LA TELECOPIE. Dernier né des outils transportant de l'écrit ou du graphique[18], elle va , avec ses caractéristiques propres, permettre entre autres l'intensification de la communication dans des espaces plus restreints. Informations plus complexes, plus intenses, dans une toile plus réduite et plus simple. On retrouve en permanence  cette loi où la complexité des infos est inversement proportionnelle à la densité et l'étendue des récepteurs potentiels et au temps entre émission et réception (s’il y a réaction).

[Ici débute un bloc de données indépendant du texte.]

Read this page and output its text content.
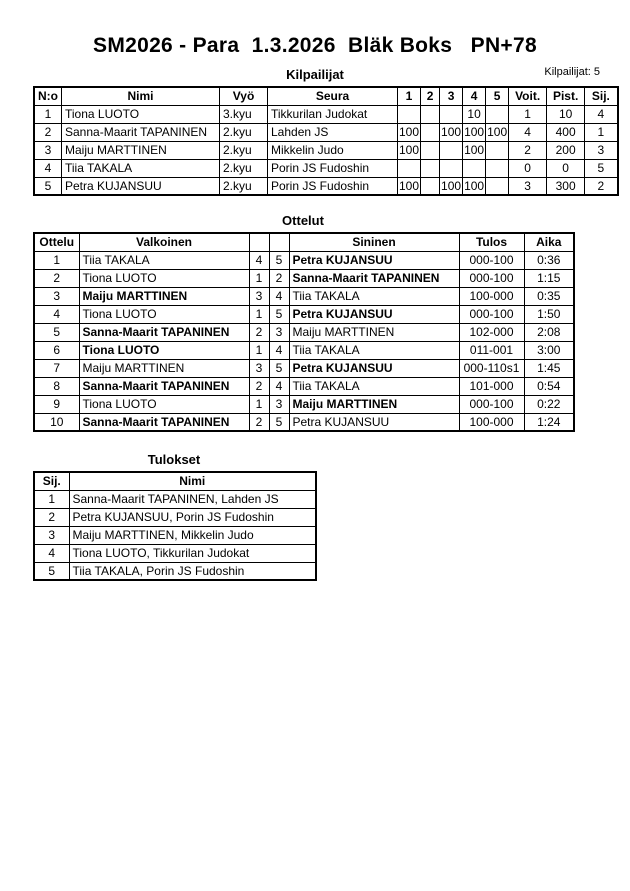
SM2026 - Para  1.3.2026  Bläk Boks   PN+78
Kilpailijat: 5
Kilpailijat
N:o	Nimi	Vyö	Seura	1	2	3	4	5	Voit.	Pist.	Sij.
1	Tiona LUOTO	3.kyu	Tikkurilan Judokat				10		1	10	4
2	Sanna-Maarit TAPANINEN	2.kyu	Lahden JS	100		100	100	100	4	400	1
3	Maiju MARTTINEN	2.kyu	Mikkelin Judo	100			100		2	200	3
4	Tiia TAKALA	2.kyu	Porin JS Fudoshin						0	0	5
5	Petra KUJANSUU	2.kyu	Porin JS Fudoshin	100		100	100		3	300	2
Ottelut
Ottelu	Valkoinen			Sininen	Tulos	Aika
1	Tiia TAKALA	4	5	Petra KUJANSUU	000-100	0:36
2	Tiona LUOTO	1	2	Sanna-Maarit TAPANINEN	000-100	1:15
3	Maiju MARTTINEN	3	4	Tiia TAKALA	100-000	0:35
4	Tiona LUOTO	1	5	Petra KUJANSUU	000-100	1:50
5	Sanna-Maarit TAPANINEN	2	3	Maiju MARTTINEN	102-000	2:08
6	Tiona LUOTO	1	4	Tiia TAKALA	011-001	3:00
7	Maiju MARTTINEN	3	5	Petra KUJANSUU	000-110s1	1:45
8	Sanna-Maarit TAPANINEN	2	4	Tiia TAKALA	101-000	0:54
9	Tiona LUOTO	1	3	Maiju MARTTINEN	000-100	0:22
10	Sanna-Maarit TAPANINEN	2	5	Petra KUJANSUU	100-000	1:24
Tulokset
Sij.	Nimi
1	Sanna-Maarit TAPANINEN, Lahden JS
2	Petra KUJANSUU, Porin JS Fudoshin
3	Maiju MARTTINEN, Mikkelin Judo
4	Tiona LUOTO, Tikkurilan Judokat
5	Tiia TAKALA, Porin JS Fudoshin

A ce jour[19] son emploi tout récent a déjà fait évoluer le réseau dans 2 sens :

- L'extension du champ relationnel des plus petits. Il faut du temps, une multitude d'expériences, de tâtonnements, d'événements pour qu'un enfant puisse se représenter un autre qui n'est pas là, appréhender des informations dont l'auteur n'est pas là non plus, qui ont été émises il y a parfois longtemps, émettre pour quelqu'un qu'on ne voit pas, qu'on ne connaît pas, se représenter ses propres informations codées sur un support, puis transportées dans l'espace et dans le temps. A tel point que quelques-uns d'entre nous commencent à douter de l'utilité pour les petits d'étendre leur environnement à d'autres classes, avant d'avoir d'abord beaucoup échangé avec eux-mêmes (identification) et avec les éléments physiquement proches. Beaucoup plus que le courrier ou la télématique, plus facilement que le téléphone, un peu comme la cassette son, la télécopie semble bien permettre les premières tentatives de communication dans l'espace et le temps des plus petits. Les premiers JOURNAUX QUOTIDIENS ont pratiquement été de leur fait, établissant, à l'intérieur du vaste réseau même, de mini réseaux de 2 ou 3 classes. Parfois, la télécopie supplante chez les petits le courrier lui-même : en réduisant le temps séparant émission et réception, puis réaction, elle rend la succession des infos plus facilement mémorisable. Ce qui donne au fax deux fonctions différentes : celle d'outil personnel de communication et celle de média (informations destinées à tous les éléments d'un seul groupe).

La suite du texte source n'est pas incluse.